Beaucoup de ses découvertes et observations furent attribuées à des savants occidentaux postérieurs, comme la méthode que l’on appelle aujourd’hui « Kocher » pour le traitement d’une épaule disloquée, ainsi que la position « Walcher » (du nom de Gustav Walcher, obstétricien allemand 1856-1935) en obstétrique. Il avait déjà décrit comment ligaturer des vaisseaux sanguins des siècles avant qu’Ambroise Paré ne popularise la méthode.
Il était aussi un pionnier de la neurochirurgie et du diagnostic neurologique. Il est connu pour avoir effectué des traitements chirurgicaux de blessures à la tête, de fractures du crâne, de blessures à la colonne vertébrale, d’hydrocéphalie, d’épanchements sous-duraux et de maux de tête. La première description clinique d’une procédure opératoire pour hydrocéphalie a été donnée par Al-Zahrawî qui décrit clairement l’évacuation du liquide intracrânien superficiel chez les enfants hydrocéphales (2). Il inventa également plusieurs instruments et dispositifs chirurgicaux, et en fit un inventaire assez conséquent (plus de 200 !).

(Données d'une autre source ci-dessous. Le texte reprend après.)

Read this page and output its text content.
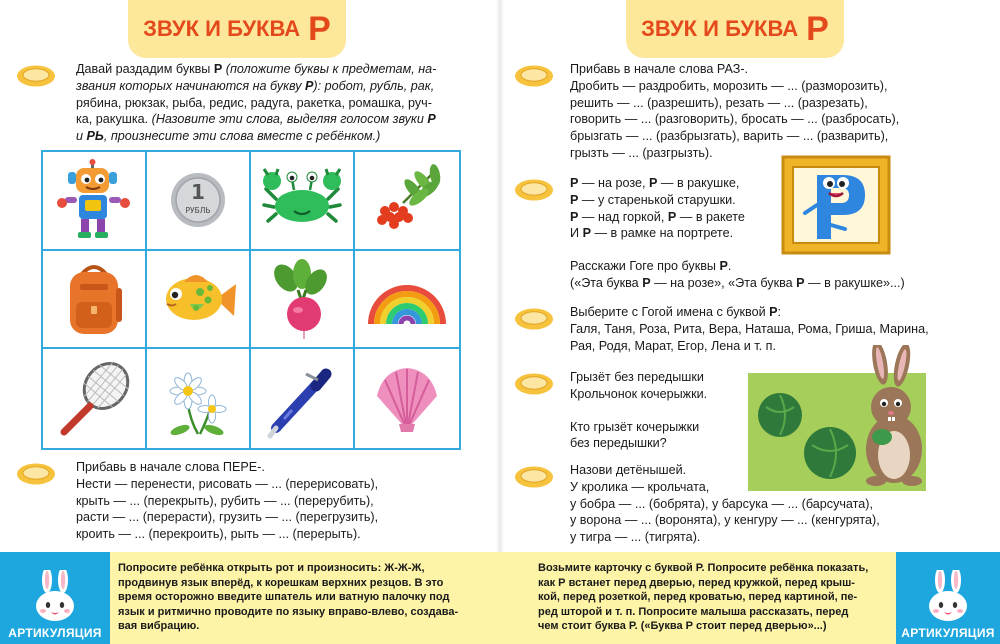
ЗВУК И БУКВА Р
Давай раздадим буквы Р (положите буквы к предметам, на-
звания которых начинаются на букву Р): робот, рубль, рак,
рябина, рюкзак, рыба, редис, радуга, ракетка, ромашка, руч-
ка, ракушка. (Назовите эти слова, выделяя голосом звуки Р
и РЬ, произнесите эти слова вместе с ребёнком.)
1
РУБЛЬ
Прибавь в начале слова ПЕРЕ-.
Нести — перенести, рисовать — ... (перерисовать),
крыть — ... (перекрыть), рубить — ... (перерубить),
расти — ... (перерасти), грузить — ... (перегрузить),
кроить — ... (перекроить), рыть — ... (перерыть).
АРТИКУЛЯЦИЯ
Попросите ребёнка открыть рот и произносить: Ж-Ж-Ж,
продвинув язык вперёд, к корешкам верхних резцов. В это
время осторожно введите шпатель или ватную палочку под
язык и ритмично проводите по языку вправо-влево, создава-
вая вибрацию.
ЗВУК И БУКВА Р
Прибавь в начале слова РАЗ-.
Дробить — раздробить, морозить — ... (разморозить),
решить — ... (разрешить), резать — ... (разрезать),
говорить — ... (разговорить), бросать — ... (разбросать),
брызгать — ... (разбрызгать), варить — ... (разварить),
грызть — ... (разгрызть).
Р — на розе, Р — в ракушке,
Р — у старенькой старушки.
Р — над горкой, Р — в ракете
И Р — в рамке на портрете.
Расскажи Гоге про буквы Р.
(«Эта буква Р — на розе», «Эта буква Р — в ракушке»...)
Выберите с Гогой имена с буквой Р:
Галя, Таня, Роза, Рита, Вера, Наташа, Рома, Гриша, Марина,
Рая, Родя, Марат, Егор, Лена и т. п.
Грызёт без передышки
Крольчонок кочерыжки.
Кто грызёт кочерыжки
без передышки?
Назови детёнышей.
У кролика — крольчата,
у бобра — ... (бобрята), у барсука — ... (барсучата),
у ворона — ... (воронята), у кенгуру — ... (кенгурята),
у тигра — ... (тигрята).
Возьмите карточку с буквой Р. Попросите ребёнка показать,
как Р встанет перед дверью, перед кружкой, перед крыш-
кой, перед розеткой, перед кроватью, перед картиной, пе-
ред шторой и т. п. Попросите малыша рассказать, перед
чем стоит буква Р. («Буква Р стоит перед дверью»...)	АРТИКУЛЯЦИЯ
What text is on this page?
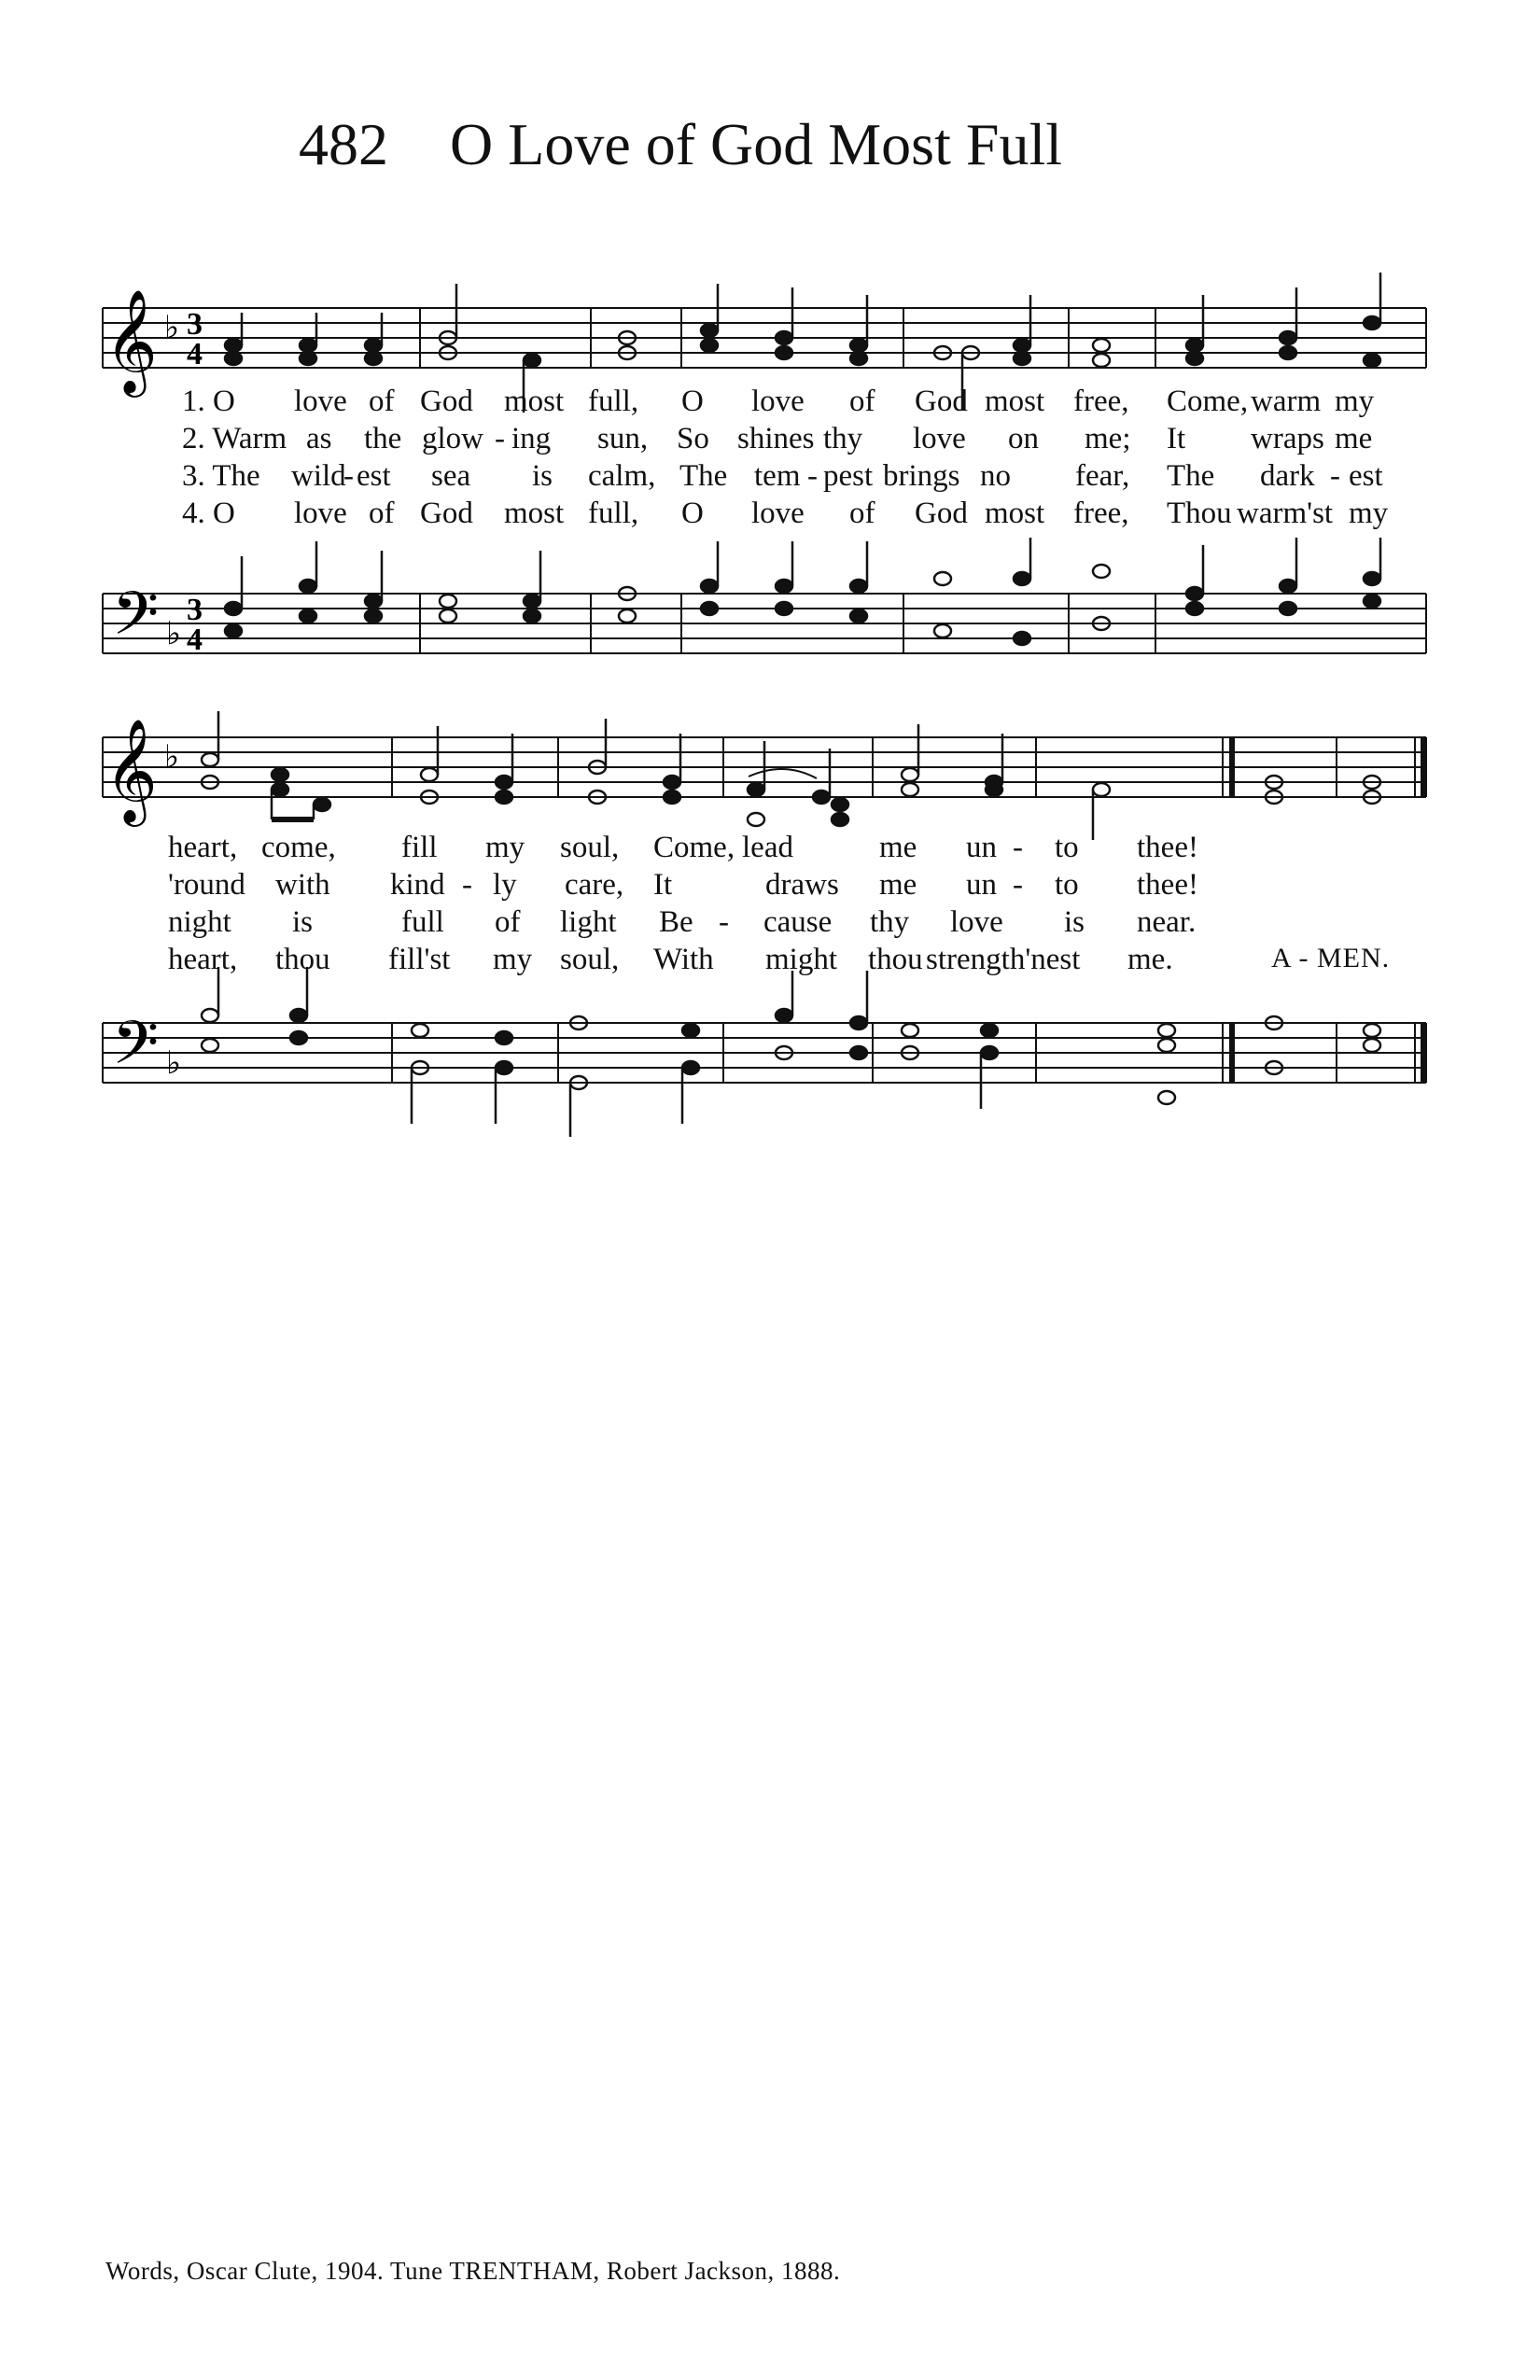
482 O Love of God Most Full
𝄞
𝄢
♭
♭
3
4
3
4
1. O love of God most full, O love of God most free, Come, warm my
2. Warm as the glow - ing sun, So shines thy love on me; It wraps me
3. The wild
- est sea is calm, The tem - pest brings no fear, The dark - est
4. O love of God most full, O love of God most free, Thou warm'st my
𝄞
𝄢
♭
♭
heart, come, fill my soul, Come, lead	me un - to thee!
'round with kind - ly care, It	draws me un - to thee!
night is	full of light Be - cause thy love is near.
heart, thou fill'st my soul, With might thou strength'nest me.	A - MEN.
Words, Oscar Clute, 1904. Tune TRENTHAM, Robert Jackson, 1888.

Dans les domaines de la médecine et de la pharmacologie, il fut un pionnier de la préparation de médicaments par sublimation et distillation. Il a consacré le 28e chapitre de son livre à la pharmacie et aux techniques pharmaceutiques, et ce chapitre fut traduit en latin sous le titre de Liber Servitoris, servant ainsi de source importante pour les herboristes européens. Le livre est d’un intérêt particulier, car il fournit au lecteur des recettes et explique comment préparer les herbes médicinales à partir desquels ont été composées les médicaments complexes alors généralement utilisés (3).
Notes :
(1) Il existe plusieurs divergences. La date de 1013 est donnée par le savant Léon l’Africain, la date de 1107 est donnée par Le dictionnaire Bouillet, tandis que d’autres sources mentionnent la date de 1036, – il serait donc mort vers l’âge de 100 ans -, comme l’encyclopediæ Britannica.
(2) A. Aschoff, Paul Kremer, Bahram Hashemi, Stefan Kunze, Stefan, “The scientific history of hydrocephalus and its treatment”. Neurosurgical Review. 22 (2–3): 67–93, discussion 94–5, 1999, doi:10.1007/s101430050035. PMID 10547004. S2CID 10077885.
(3) M Levey M., Early Arabic Pharmacology, E. J. Brill, Leiden, 1973. Voir aussi A Pharmaceutical View of Abulcasis Al-zahrawi in Moorish Spain. Brill Archive, 1963, p. 19.